Dear old friend, all this time it was you
calling my name in strange places.
Dear physic, I'm sicker than you are strong.
Bring word to your brothers and sisters:
the villagers are hostile and inside me.
Somewhere in the distance there's fire.
Anti-Pastoral
Your green Arcadian hills do not interest me.
The bird-bright eyes of every bird cared for,
the way it is promised, the way it is written,
everyone fat on their share of sun and seed.
But I don't see you in the dark streak of a cat
crossing the street or the regal skunk in summer's heat
that strolls the sidewalk after dark, stopping to look at me
before moving on to its home under a neighbor's porch,
pushing its black-white weight through the latticework.
I don't see you in a head of lettuce, decapitated
and wet at the grocery store, singing in Orphic dissonance.
I look at your trees and see the night my mind rose up
and left the body's bed, the skin of the moon
in your teeth.
I begged you to make the mule of my mind
come back. Do you remember what you said?
Nothing. And in the silence after that--
my head without my body, singing on the riverbed.
The Nihilist Takes a Bow
A rigged coin toss concludes.
Nero plays a happy tune
on his portable radio.
He keeps winking at me
from his wicker wheelchair, pointing to his lap.
Someone takes my photograph
from behind a potted plant
and puts it on the Internet.
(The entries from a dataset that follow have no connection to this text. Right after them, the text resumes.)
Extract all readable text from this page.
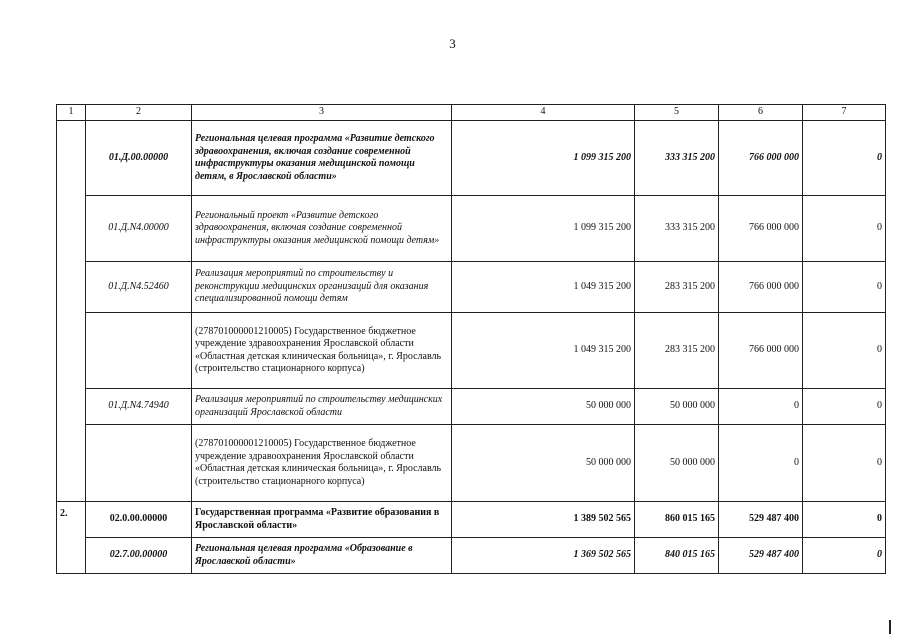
3
1	2	3	4	5	6	7
	01.Д.00.00000	Региональная целевая программа «Развитие детского здравоохранения, включая создание современной инфраструктуры оказания медицинской помощи детям, в Ярославской области»	1 099 315 200	333 315 200	766 000 000	0
	01.Д.N4.00000	Региональный проект «Развитие детского здравоохранения, включая создание современной инфраструктуры оказания медицинской помощи детям»	1 099 315 200	333 315 200	766 000 000	0
	01.Д.N4.52460	Реализация мероприятий по строительству и реконструкции медицинских организаций для оказания специализированной помощи детям	1 049 315 200	283 315 200	766 000 000	0
		(278701000001210005) Государственное бюджетное учреждение здравоохранения Ярославской области «Областная детская клиническая больница», г. Ярославль (строительство стационарного корпуса)	1 049 315 200	283 315 200	766 000 000	0
	01.Д.N4.74940	Реализация мероприятий по строительству медицинских организаций Ярославской области	50 000 000	50 000 000	0	0
		(278701000001210005) Государственное бюджетное учреждение здравоохранения Ярославской области «Областная детская клиническая больница», г. Ярославль (строительство стационарного корпуса)	50 000 000	50 000 000	0	0
2.	02.0.00.00000	Государственная программа «Развитие образования в Ярославской области»	1 389 502 565	860 015 165	529 487 400	0
	02.7.00.00000	Региональная целевая программа «Образование в Ярославской области»	1 369 502 565	840 015 165	529 487 400	0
Is this my fantasy?
It's so small and cross-eyed.
I press my face into the Astroturf.
The stage is strewn with my body.
From miles away I can still see
you--crowned and bloated, consulting a mirror
on the status of the future
of your hairline.
-from At the Autopsy of Vaslav Nijinsky, selected by Guest Editor Phillip B. Williams
BIO: Bridget Lowe is the author of At the Autopsy of Vaslav Nijinsky (Carnegie Mellon University Press, 2013). In a 2011 interview with The Collagist, Lowe expressed her interest in figures “who are rejected by the same social groups for which they’re expected to perform.” Her poetry is accordingly concerned with those who feel they are both looked at and invisible, who are exploited yet remain deeply unknown. She is the recipient of a "Discovery”/Boston Review prize and received the 2011 Rona Jaffe Foundation Fellowship to attend the MacDowell Colony, and has been a scholar and a fellow at the Bread Loaf Writers’ Conference. Since 2009, Lowe’s poems have appeared in American Poetry Review, Ploughshares, Best American Poetry 2011, Boston Review, The New Republic, and Parnassus, among other publications. She is a graduate of Syracuse University’s MFA Program and Beloit College, and currently lives in Kansas City, Missouri, where she was born.